Standardised SMEs Incubation and Collaborative Frameworks Key to a Better Business Environment

The Association of Startups and SMEs Enablers of Kenya (ASSEK) called for decentralisation of entrepreneur support to county headquarters to enable local businesses access entrepreneurship and innovation expertise. This will fasttrack support for local startups where the government should consider upgrading county innovation centres into anchors of innovation.

According to Ecosystem Entrepreneurship Report highlights presented at the one-day Policy Roundtable entitled ‘Building An Enabling Environment For Entrepreneurship Ecosystem Actors’, supporting startups and SMEs based outside Nairobi will ease challenges the businesses encounter such as lack of digital services, poor access to funds, poor access to tradeoffs of price and access to clientele as well as improve their availability at a physical location.

Speaking during the event attended by 120 founder-chief executives of entrepreneur support organisations, Ms Mercy Kimalat, Chief Executive, ASSEK said this support from a formalised entrepreneurship support system was key to taking Kenya to its next phase of growth. Kenya has a robust innovation ecosystem that last year attracted the highest Investment Funding Volume to the tune of KES107.6 m ($800,000).

Standardised SMEs Incubation and Collaborative Frameworks Key to a Better Business Environment

“Kenya’s innovation scene, which is ranked third in Africa with energy and environment sectors being the best performing industries, has room for further growth that will enable more startups to scale up creating new products while opening up more job opportunities. We need to come up with programmes that improve access to affordable capital, digitisation, access to best fit talent as well as tradeoff of price and access to clientele, enablers and services,” she said.

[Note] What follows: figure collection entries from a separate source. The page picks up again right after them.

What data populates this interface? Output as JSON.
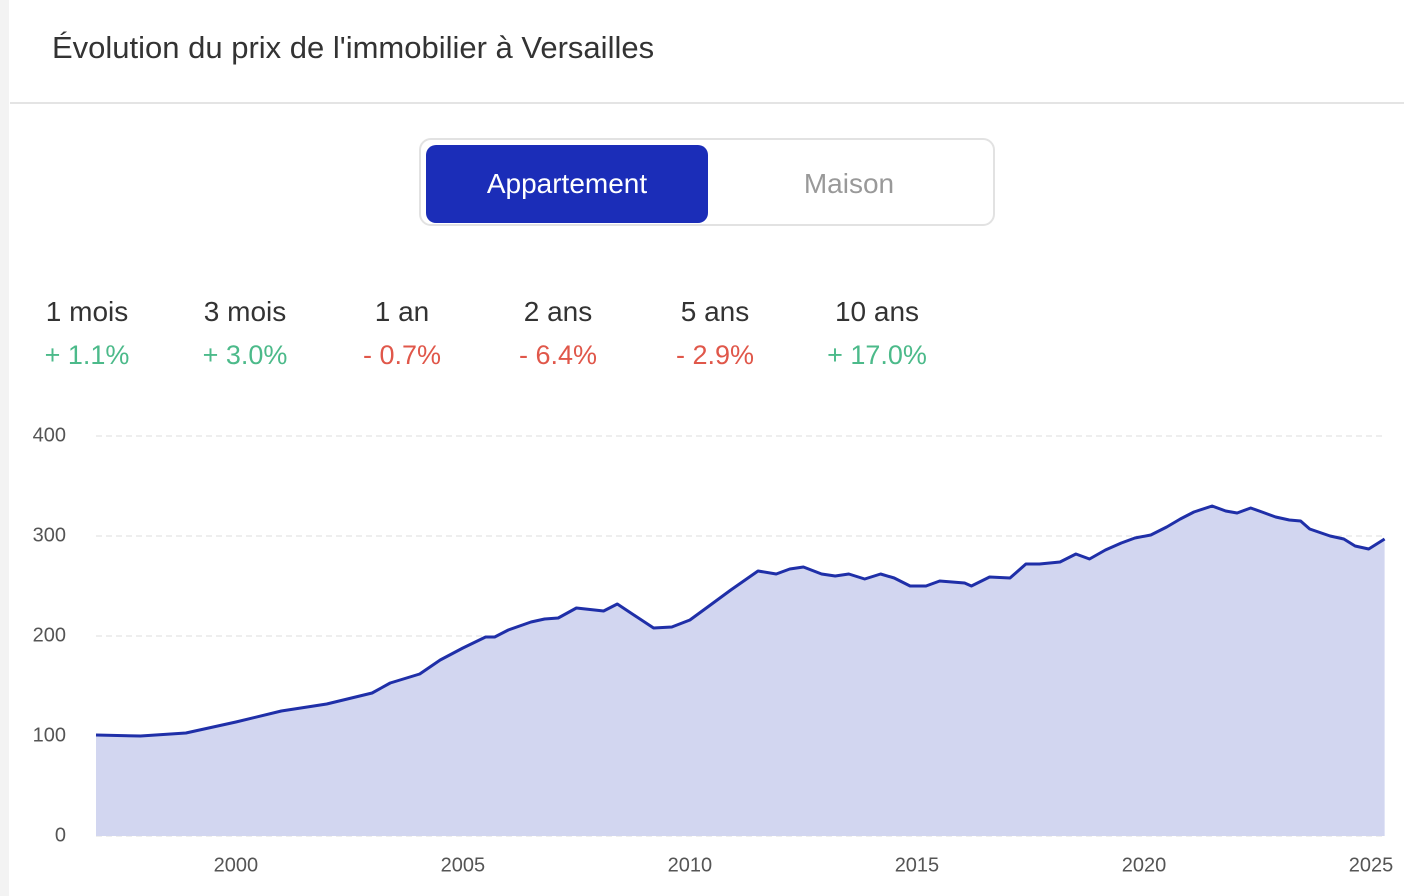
{
  "header": {
    "title": "Évolution du prix de l'immobilier à Versailles"
  },
  "toggle": {
    "options": [
      "Appartement",
      "Maison"
    ],
    "active": 0
  },
  "stats": [
    {
      "label": "1 mois",
      "value": "+ 1.1%"
    },
    {
      "label": "3 mois",
      "value": "+ 3.0%"
    },
    {
      "label": "1 an",
      "value": "- 0.7%"
    },
    {
      "label": "2 ans",
      "value": "- 6.4%"
    },
    {
      "label": "5 ans",
      "value": "- 2.9%"
    },
    {
      "label": "10 ans",
      "value": "+ 17.0%"
    }
  ],
  "chart_data": {
    "type": "area",
    "color": "#1f2fa8",
    "grid": true,
    "x": [
      1996.92,
      1997.9,
      1998.9,
      2000,
      2001,
      2002,
      2003,
      2003.4,
      2004.05,
      2004.5,
      2005,
      2005.5,
      2005.7,
      2006,
      2006.5,
      2006.8,
      2007.1,
      2007.5,
      2007.9,
      2008.1,
      2008.4,
      2008.8,
      2009.2,
      2009.6,
      2010,
      2010.45,
      2010.9,
      2011.5,
      2011.9,
      2012.2,
      2012.5,
      2012.9,
      2013.2,
      2013.5,
      2013.85,
      2014.2,
      2014.5,
      2014.85,
      2015.2,
      2015.5,
      2016.05,
      2016.2,
      2016.6,
      2017.05,
      2017.4,
      2017.7,
      2018.15,
      2018.5,
      2018.8,
      2019.15,
      2019.5,
      2019.8,
      2020.15,
      2020.5,
      2020.8,
      2021.1,
      2021.5,
      2021.8,
      2022.05,
      2022.35,
      2022.6,
      2022.9,
      2023.2,
      2023.45,
      2023.65,
      2024.1,
      2024.4,
      2024.65,
      2024.95,
      2025.3
    ],
    "values": [
      101,
      100,
      103,
      114,
      125,
      132,
      143,
      153,
      162,
      176,
      188,
      199,
      199,
      206,
      214,
      217,
      218,
      228,
      226,
      225,
      232,
      220,
      208,
      209,
      216,
      231,
      246,
      265,
      262,
      267,
      269,
      262,
      260,
      262,
      257,
      262,
      258,
      250,
      250,
      255,
      253,
      250,
      259,
      258,
      272,
      272,
      274,
      282,
      277,
      286,
      293,
      298,
      301,
      309,
      317,
      324,
      330,
      325,
      323,
      328,
      324,
      319,
      316,
      315,
      307,
      300,
      297,
      290,
      287,
      297
    ],
    "xlim": [
      1996.92,
      2025.33
    ],
    "ylim": [
      0,
      400
    ],
    "xticks": [
      2000,
      2005,
      2010,
      2015,
      2020,
      2025
    ],
    "yticks": [
      0,
      100,
      200,
      300,
      400
    ]
  }
}
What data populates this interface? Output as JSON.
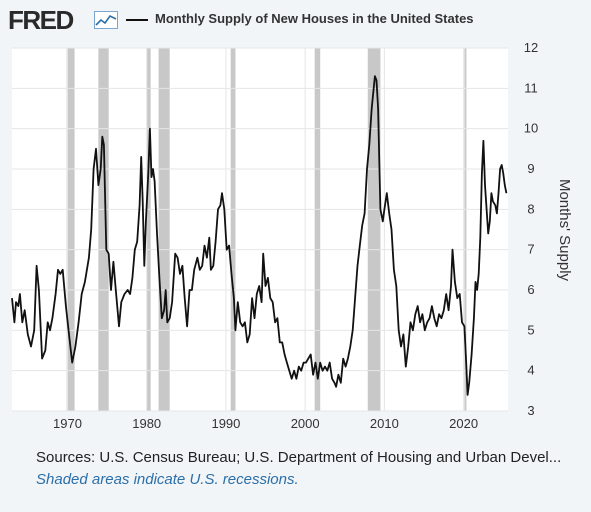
{
  "header": {
    "logo_text": "FRED",
    "logo_icon": "chart-line-icon",
    "title": "Monthly Supply of New Houses in the United States"
  },
  "footer": {
    "sources": "Sources: U.S. Census Bureau; U.S. Department of Housing and Urban Devel...",
    "note": "Shaded areas indicate U.S. recessions."
  },
  "colors": {
    "background": "#f2f5f8",
    "plot_background": "#ffffff",
    "line": "#111111",
    "recession": "#c8c8c8",
    "note": "#2b6fa8"
  },
  "chart_data": {
    "type": "line",
    "title": "Monthly Supply of New Houses in the United States",
    "xlabel": "",
    "ylabel": "Months' Supply",
    "xlim": [
      1963.0,
      2025.6
    ],
    "ylim": [
      3,
      12
    ],
    "x_ticks": [
      1970,
      1980,
      1990,
      2000,
      2010,
      2020
    ],
    "y_ticks": [
      3,
      4,
      5,
      6,
      7,
      8,
      9,
      10,
      11,
      12
    ],
    "y_axis_side": "right",
    "grid": true,
    "legend": "top",
    "recessions": [
      [
        1969.9,
        1970.9
      ],
      [
        1973.9,
        1975.2
      ],
      [
        1980.0,
        1980.5
      ],
      [
        1981.5,
        1982.9
      ],
      [
        1990.6,
        1991.2
      ],
      [
        2001.2,
        2001.9
      ],
      [
        2007.9,
        2009.5
      ],
      [
        2020.1,
        2020.3
      ]
    ],
    "series": [
      {
        "values": [
          [
            1963.0,
            5.8
          ],
          [
            1963.3,
            5.2
          ],
          [
            1963.5,
            5.7
          ],
          [
            1963.8,
            5.6
          ],
          [
            1964.0,
            5.9
          ],
          [
            1964.3,
            5.2
          ],
          [
            1964.6,
            5.5
          ],
          [
            1965.0,
            4.9
          ],
          [
            1965.4,
            4.6
          ],
          [
            1965.8,
            5.0
          ],
          [
            1966.1,
            6.6
          ],
          [
            1966.4,
            6.0
          ],
          [
            1966.8,
            4.3
          ],
          [
            1967.2,
            4.5
          ],
          [
            1967.5,
            5.2
          ],
          [
            1967.8,
            5.0
          ],
          [
            1968.1,
            5.3
          ],
          [
            1968.5,
            5.9
          ],
          [
            1968.8,
            6.5
          ],
          [
            1969.1,
            6.4
          ],
          [
            1969.4,
            6.5
          ],
          [
            1969.8,
            5.6
          ],
          [
            1970.2,
            4.9
          ],
          [
            1970.6,
            4.2
          ],
          [
            1971.0,
            4.6
          ],
          [
            1971.4,
            5.2
          ],
          [
            1971.8,
            5.9
          ],
          [
            1972.2,
            6.2
          ],
          [
            1972.7,
            6.8
          ],
          [
            1973.0,
            7.5
          ],
          [
            1973.3,
            9.0
          ],
          [
            1973.6,
            9.5
          ],
          [
            1973.9,
            8.6
          ],
          [
            1974.2,
            9.0
          ],
          [
            1974.4,
            9.8
          ],
          [
            1974.6,
            9.6
          ],
          [
            1974.9,
            7.0
          ],
          [
            1975.2,
            6.9
          ],
          [
            1975.5,
            6.0
          ],
          [
            1975.8,
            6.7
          ],
          [
            1976.1,
            6.0
          ],
          [
            1976.5,
            5.1
          ],
          [
            1976.8,
            5.7
          ],
          [
            1977.2,
            5.9
          ],
          [
            1977.6,
            6.0
          ],
          [
            1977.9,
            5.9
          ],
          [
            1978.2,
            6.3
          ],
          [
            1978.5,
            7.0
          ],
          [
            1978.8,
            7.2
          ],
          [
            1979.1,
            8.1
          ],
          [
            1979.3,
            9.3
          ],
          [
            1979.5,
            8.2
          ],
          [
            1979.7,
            6.6
          ],
          [
            1979.9,
            7.7
          ],
          [
            1980.2,
            8.9
          ],
          [
            1980.4,
            10.0
          ],
          [
            1980.6,
            8.8
          ],
          [
            1980.8,
            9.0
          ],
          [
            1981.0,
            8.7
          ],
          [
            1981.3,
            7.4
          ],
          [
            1981.6,
            6.3
          ],
          [
            1981.9,
            5.3
          ],
          [
            1982.2,
            5.5
          ],
          [
            1982.4,
            6.0
          ],
          [
            1982.6,
            5.2
          ],
          [
            1982.9,
            5.3
          ],
          [
            1983.2,
            5.7
          ],
          [
            1983.6,
            6.9
          ],
          [
            1983.9,
            6.8
          ],
          [
            1984.2,
            6.4
          ],
          [
            1984.5,
            6.6
          ],
          [
            1984.8,
            5.8
          ],
          [
            1985.1,
            5.1
          ],
          [
            1985.4,
            6.0
          ],
          [
            1985.7,
            6.0
          ],
          [
            1986.0,
            6.5
          ],
          [
            1986.4,
            6.8
          ],
          [
            1986.7,
            6.5
          ],
          [
            1987.0,
            6.6
          ],
          [
            1987.3,
            7.1
          ],
          [
            1987.6,
            6.8
          ],
          [
            1987.9,
            7.3
          ],
          [
            1988.1,
            6.5
          ],
          [
            1988.4,
            6.6
          ],
          [
            1988.7,
            7.2
          ],
          [
            1989.0,
            8.0
          ],
          [
            1989.3,
            8.1
          ],
          [
            1989.5,
            8.4
          ],
          [
            1989.8,
            8.0
          ],
          [
            1990.1,
            7.0
          ],
          [
            1990.4,
            7.1
          ],
          [
            1990.7,
            6.4
          ],
          [
            1991.0,
            5.8
          ],
          [
            1991.2,
            5.0
          ],
          [
            1991.5,
            5.7
          ],
          [
            1991.8,
            5.2
          ],
          [
            1992.1,
            5.1
          ],
          [
            1992.4,
            5.2
          ],
          [
            1992.7,
            4.7
          ],
          [
            1993.0,
            4.9
          ],
          [
            1993.3,
            5.8
          ],
          [
            1993.6,
            5.3
          ],
          [
            1993.9,
            5.9
          ],
          [
            1994.2,
            6.1
          ],
          [
            1994.5,
            5.7
          ],
          [
            1994.7,
            6.9
          ],
          [
            1995.0,
            6.1
          ],
          [
            1995.3,
            6.3
          ],
          [
            1995.6,
            5.8
          ],
          [
            1995.9,
            5.7
          ],
          [
            1996.2,
            5.2
          ],
          [
            1996.5,
            5.3
          ],
          [
            1996.8,
            4.7
          ],
          [
            1997.1,
            4.7
          ],
          [
            1997.4,
            4.4
          ],
          [
            1997.7,
            4.2
          ],
          [
            1998.0,
            4.0
          ],
          [
            1998.3,
            3.8
          ],
          [
            1998.6,
            4.0
          ],
          [
            1998.9,
            3.8
          ],
          [
            1999.2,
            4.1
          ],
          [
            1999.5,
            4.0
          ],
          [
            1999.8,
            4.2
          ],
          [
            2000.1,
            4.2
          ],
          [
            2000.4,
            4.3
          ],
          [
            2000.7,
            4.4
          ],
          [
            2001.0,
            3.9
          ],
          [
            2001.3,
            4.2
          ],
          [
            2001.6,
            3.8
          ],
          [
            2001.9,
            4.2
          ],
          [
            2002.2,
            4.0
          ],
          [
            2002.5,
            4.1
          ],
          [
            2002.8,
            4.0
          ],
          [
            2003.1,
            4.2
          ],
          [
            2003.4,
            3.8
          ],
          [
            2003.7,
            3.7
          ],
          [
            2003.9,
            3.6
          ],
          [
            2004.2,
            3.9
          ],
          [
            2004.5,
            3.7
          ],
          [
            2004.8,
            4.3
          ],
          [
            2005.1,
            4.1
          ],
          [
            2005.4,
            4.3
          ],
          [
            2005.7,
            4.6
          ],
          [
            2006.0,
            5.0
          ],
          [
            2006.3,
            5.8
          ],
          [
            2006.6,
            6.6
          ],
          [
            2006.9,
            7.1
          ],
          [
            2007.2,
            7.6
          ],
          [
            2007.5,
            7.9
          ],
          [
            2007.8,
            9.0
          ],
          [
            2008.1,
            9.6
          ],
          [
            2008.4,
            10.5
          ],
          [
            2008.6,
            10.9
          ],
          [
            2008.8,
            11.3
          ],
          [
            2009.0,
            11.2
          ],
          [
            2009.2,
            10.5
          ],
          [
            2009.5,
            8.0
          ],
          [
            2009.8,
            7.7
          ],
          [
            2010.0,
            8.0
          ],
          [
            2010.3,
            8.4
          ],
          [
            2010.6,
            7.9
          ],
          [
            2010.9,
            7.5
          ],
          [
            2011.2,
            6.5
          ],
          [
            2011.5,
            6.1
          ],
          [
            2011.8,
            5.0
          ],
          [
            2012.1,
            4.6
          ],
          [
            2012.4,
            4.9
          ],
          [
            2012.7,
            4.1
          ],
          [
            2013.0,
            4.6
          ],
          [
            2013.3,
            5.2
          ],
          [
            2013.6,
            5.0
          ],
          [
            2013.9,
            5.4
          ],
          [
            2014.2,
            5.6
          ],
          [
            2014.5,
            5.2
          ],
          [
            2014.8,
            5.4
          ],
          [
            2015.1,
            5.0
          ],
          [
            2015.4,
            5.2
          ],
          [
            2015.7,
            5.3
          ],
          [
            2016.0,
            5.6
          ],
          [
            2016.3,
            5.3
          ],
          [
            2016.6,
            5.1
          ],
          [
            2016.9,
            5.4
          ],
          [
            2017.2,
            5.3
          ],
          [
            2017.5,
            5.5
          ],
          [
            2017.8,
            5.9
          ],
          [
            2018.1,
            5.5
          ],
          [
            2018.4,
            6.1
          ],
          [
            2018.6,
            7.0
          ],
          [
            2018.9,
            6.2
          ],
          [
            2019.2,
            5.8
          ],
          [
            2019.5,
            5.9
          ],
          [
            2019.8,
            5.2
          ],
          [
            2020.1,
            5.1
          ],
          [
            2020.3,
            4.3
          ],
          [
            2020.5,
            3.4
          ],
          [
            2020.7,
            3.7
          ],
          [
            2021.0,
            4.4
          ],
          [
            2021.3,
            5.3
          ],
          [
            2021.5,
            6.2
          ],
          [
            2021.7,
            6.0
          ],
          [
            2021.9,
            6.4
          ],
          [
            2022.1,
            7.3
          ],
          [
            2022.3,
            8.9
          ],
          [
            2022.5,
            9.7
          ],
          [
            2022.7,
            8.6
          ],
          [
            2022.9,
            8.0
          ],
          [
            2023.1,
            7.4
          ],
          [
            2023.3,
            7.7
          ],
          [
            2023.5,
            8.4
          ],
          [
            2023.7,
            8.2
          ],
          [
            2024.0,
            8.1
          ],
          [
            2024.2,
            7.9
          ],
          [
            2024.4,
            8.4
          ],
          [
            2024.6,
            9.0
          ],
          [
            2024.8,
            9.1
          ],
          [
            2025.0,
            8.9
          ],
          [
            2025.2,
            8.6
          ],
          [
            2025.4,
            8.4
          ]
        ]
      }
    ]
  }
}
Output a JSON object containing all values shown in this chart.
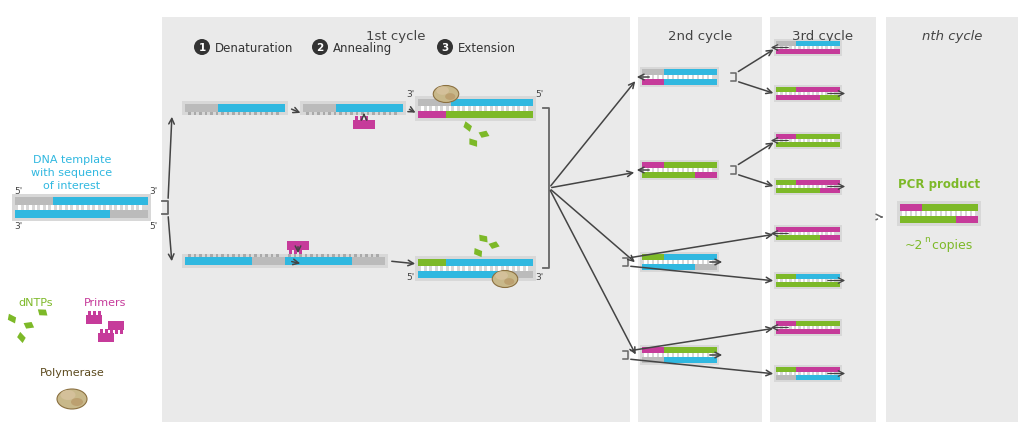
{
  "bg_panel": "#EAEAEA",
  "white": "#FFFFFF",
  "cyan": "#30B8E0",
  "gray_dk": "#999999",
  "gray_lt": "#BBBBBB",
  "magenta": "#C63B9A",
  "green": "#7DB928",
  "tan": "#C8B88A",
  "brown_edge": "#8B7040",
  "text_dark": "#404040",
  "text_cyan": "#30B8E0",
  "text_magenta": "#C63B9A",
  "text_green": "#7DB928",
  "text_brown": "#5C4A1E",
  "cycle1_label": "1st cycle",
  "cycle2_label": "2nd cycle",
  "cycle3_label": "3rd cycle",
  "cyclen_label": "nth cycle",
  "step1_label": "Denaturation",
  "step2_label": "Annealing",
  "step3_label": "Extension",
  "dna_label": "DNA template\nwith sequence\nof interest",
  "dntps_label": "dNTPs",
  "primers_label": "Primers",
  "poly_label": "Polymerase",
  "pcr_label": "PCR product",
  "copies_label": "~2",
  "copies_super": "n",
  "copies_suffix": " copies",
  "prime5": "5'",
  "prime3": "3'"
}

The roundtable also generated valuable insights of the ongoing projects under the Kenya Industry and Entrepreneurship Project that are jointly funded by the government and the World Bank.They also agreed to promote collaborative actions involving ASSEK, key government agencies, and  Enterprise Support Organisations (ESOs) so as to support the entrepreneurship ecosystem in Kenya.

Notable startups include M-Kopa(Energy), Cellulant(Fintech), Wasoko(E-Commerce), Sistema.bio (Energy), Twiga(E-Commerce), Copia(E-Commerce), Cytonn(Fintech), Apollo(Agtech), LipaLater(Fintech), Big Square(Foodtech) and Poa Internet(Software).